In business it would be nice and easy if we all had a predictable and regular flow of customers. However, in all businesses there is seasonality to contend with. Understanding WHEN your clients are ready to purchase can protect you from costly mistakes.
Understanding Sales Seasonality
The graph above represents monthly buying patterns for a company supplying equipment to schools. The most obvious thing to note is the massive September spike.
Congratulations. By simply looking at that graph you have entered the mystical realm of data marketing.
Compare the graph to a chocolate manufacturer where the buying spikes at at valentine’s day, Easter, Mother’s Day and Christmas. This is so obvious you don’t even need to see a graph. it is clear that different markets have different (but somewhat predictable) peaks and troughs when it comes to the buying patterns of their customers.
But what about a chair manufacturer? Or a software reseller? Do they have to worry about seasonality? Well yes, the perhaps surprising, answer is that they do. FYI: Chair sales spike in January, then late Spring and then again at the end of summer. Business software sales peak around March. Games software sales peak in December.

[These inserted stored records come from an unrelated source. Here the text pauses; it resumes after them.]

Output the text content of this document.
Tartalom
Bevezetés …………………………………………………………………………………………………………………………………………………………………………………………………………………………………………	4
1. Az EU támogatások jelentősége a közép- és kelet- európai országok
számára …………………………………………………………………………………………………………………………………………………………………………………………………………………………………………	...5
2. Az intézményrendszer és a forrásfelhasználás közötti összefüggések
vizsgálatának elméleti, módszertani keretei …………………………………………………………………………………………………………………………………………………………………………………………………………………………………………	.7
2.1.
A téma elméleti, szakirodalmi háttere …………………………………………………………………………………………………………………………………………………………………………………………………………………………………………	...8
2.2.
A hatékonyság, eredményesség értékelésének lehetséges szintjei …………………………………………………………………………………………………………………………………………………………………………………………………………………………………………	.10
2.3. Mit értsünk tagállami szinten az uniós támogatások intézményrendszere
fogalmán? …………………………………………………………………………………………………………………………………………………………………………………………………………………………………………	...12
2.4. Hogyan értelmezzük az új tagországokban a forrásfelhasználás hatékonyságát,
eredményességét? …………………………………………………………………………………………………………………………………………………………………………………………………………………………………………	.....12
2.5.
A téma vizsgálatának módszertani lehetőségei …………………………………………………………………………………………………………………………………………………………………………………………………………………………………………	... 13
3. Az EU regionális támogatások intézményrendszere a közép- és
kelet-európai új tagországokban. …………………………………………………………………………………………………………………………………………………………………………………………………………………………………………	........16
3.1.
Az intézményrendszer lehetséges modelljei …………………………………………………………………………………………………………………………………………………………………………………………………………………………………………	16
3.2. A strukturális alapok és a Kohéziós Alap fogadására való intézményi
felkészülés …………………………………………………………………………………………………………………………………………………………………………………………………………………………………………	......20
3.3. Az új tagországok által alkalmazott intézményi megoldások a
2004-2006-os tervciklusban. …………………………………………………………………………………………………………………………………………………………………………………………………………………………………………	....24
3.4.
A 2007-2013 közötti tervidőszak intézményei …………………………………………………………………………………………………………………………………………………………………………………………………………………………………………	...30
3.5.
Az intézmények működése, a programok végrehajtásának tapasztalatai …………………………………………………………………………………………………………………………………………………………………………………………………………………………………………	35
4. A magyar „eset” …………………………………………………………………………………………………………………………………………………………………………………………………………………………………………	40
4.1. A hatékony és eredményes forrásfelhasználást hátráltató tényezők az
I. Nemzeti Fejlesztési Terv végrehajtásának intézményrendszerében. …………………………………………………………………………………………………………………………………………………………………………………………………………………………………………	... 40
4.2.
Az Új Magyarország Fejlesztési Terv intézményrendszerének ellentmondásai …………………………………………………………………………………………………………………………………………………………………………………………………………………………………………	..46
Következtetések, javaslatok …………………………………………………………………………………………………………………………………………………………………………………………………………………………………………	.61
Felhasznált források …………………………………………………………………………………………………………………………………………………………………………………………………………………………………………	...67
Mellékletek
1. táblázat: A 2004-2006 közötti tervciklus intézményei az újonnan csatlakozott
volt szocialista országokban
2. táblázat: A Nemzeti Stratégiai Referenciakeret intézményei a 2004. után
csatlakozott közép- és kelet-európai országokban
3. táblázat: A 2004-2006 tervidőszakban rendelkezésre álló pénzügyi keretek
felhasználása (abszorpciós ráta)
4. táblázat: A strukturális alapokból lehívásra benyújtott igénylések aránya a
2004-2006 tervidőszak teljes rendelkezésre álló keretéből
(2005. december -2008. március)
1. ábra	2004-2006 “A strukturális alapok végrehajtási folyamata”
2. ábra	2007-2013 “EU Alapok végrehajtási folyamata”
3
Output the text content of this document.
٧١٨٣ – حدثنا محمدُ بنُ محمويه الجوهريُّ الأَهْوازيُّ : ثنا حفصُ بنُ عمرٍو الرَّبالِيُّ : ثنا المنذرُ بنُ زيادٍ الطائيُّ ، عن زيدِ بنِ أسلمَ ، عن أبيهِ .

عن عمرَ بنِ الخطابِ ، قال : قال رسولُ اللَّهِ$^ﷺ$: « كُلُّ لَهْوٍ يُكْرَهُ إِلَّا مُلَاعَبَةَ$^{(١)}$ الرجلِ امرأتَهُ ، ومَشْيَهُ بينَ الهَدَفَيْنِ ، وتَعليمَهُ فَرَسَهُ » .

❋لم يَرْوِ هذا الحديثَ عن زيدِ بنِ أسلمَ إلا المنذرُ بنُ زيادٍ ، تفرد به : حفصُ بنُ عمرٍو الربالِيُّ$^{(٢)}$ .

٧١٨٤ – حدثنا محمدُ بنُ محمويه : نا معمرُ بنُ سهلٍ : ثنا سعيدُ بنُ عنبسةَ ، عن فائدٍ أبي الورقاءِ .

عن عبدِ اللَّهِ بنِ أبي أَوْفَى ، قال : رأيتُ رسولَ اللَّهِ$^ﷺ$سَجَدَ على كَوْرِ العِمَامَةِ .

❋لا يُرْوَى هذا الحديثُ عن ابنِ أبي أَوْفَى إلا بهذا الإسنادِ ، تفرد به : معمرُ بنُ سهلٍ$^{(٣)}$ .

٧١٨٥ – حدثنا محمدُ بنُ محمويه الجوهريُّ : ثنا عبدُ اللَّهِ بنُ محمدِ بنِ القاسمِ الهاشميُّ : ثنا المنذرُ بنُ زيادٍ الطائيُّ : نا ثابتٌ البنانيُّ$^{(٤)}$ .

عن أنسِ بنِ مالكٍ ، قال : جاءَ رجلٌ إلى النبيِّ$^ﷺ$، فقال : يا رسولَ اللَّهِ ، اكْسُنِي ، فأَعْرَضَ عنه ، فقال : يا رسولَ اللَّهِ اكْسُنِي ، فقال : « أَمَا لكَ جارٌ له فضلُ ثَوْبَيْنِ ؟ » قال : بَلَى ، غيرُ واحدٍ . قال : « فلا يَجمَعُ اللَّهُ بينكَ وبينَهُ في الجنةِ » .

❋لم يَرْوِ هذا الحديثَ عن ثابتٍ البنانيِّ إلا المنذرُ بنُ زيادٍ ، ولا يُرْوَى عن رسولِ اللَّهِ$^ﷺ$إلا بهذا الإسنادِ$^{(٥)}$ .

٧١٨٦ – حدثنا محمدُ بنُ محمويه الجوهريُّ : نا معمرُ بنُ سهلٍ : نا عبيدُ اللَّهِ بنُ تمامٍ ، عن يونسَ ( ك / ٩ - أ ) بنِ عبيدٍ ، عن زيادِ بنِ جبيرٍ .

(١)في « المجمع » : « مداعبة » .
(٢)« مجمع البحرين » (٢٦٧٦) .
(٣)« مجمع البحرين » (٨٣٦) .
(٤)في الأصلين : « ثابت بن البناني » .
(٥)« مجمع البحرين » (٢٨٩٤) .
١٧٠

This is important knowledge. Your online and offline marketing budgets should be receptive to when your audience are most likely to purchase. It is as simple as that.
Online Advertising Budget Planning
Here is a handy plan for online advertising. Simply draw a graph of the average sales each month for the last three years. If you have any strange spikes caused by known factors (such as a warehouse fire sale) then remove them from the data. You now have a graph of your customers seasonal buying patterns. However, this also includes the sales you created through your marketing efforts, so where possible reduce the peaks caused by your marketing as far as you can. You will not be able to do this perfectly, but it will help.
Now visit Google trends and type in ‘buy chairs’ or ‘buy software’ or whatever you happen to sell.
Take a look at the resulting graph and see if there is a broad match with your graph.
If they don’t match, think about why that might be. What is it about your business that causes people to purchase at a different time to the herd?
If there is a match, then you can take your graph and use it to calculate a month by month capex for your online marketing.
To do this add together the total height of all the months sales. We are not really bothered about actual numbers here. It is the relationship between the months that concerns us. The total height of all the months added together represents 100% of your capex and each month’s height is the approximate percentage of that total budget you should therefore be thinking of spending for regular campaigns. In doing so you will have factored in the seasonality of your customers buying patterns.
Of course, the devil is in the detail. If you learn more about Data Marketing (and I strongly urge you to do so) you will find literally hundreds of other factors affecting your earnings. The good news is that graphs, charts and computer wizardry can help gain the competetive edge with regard to most of them; and that spells profit.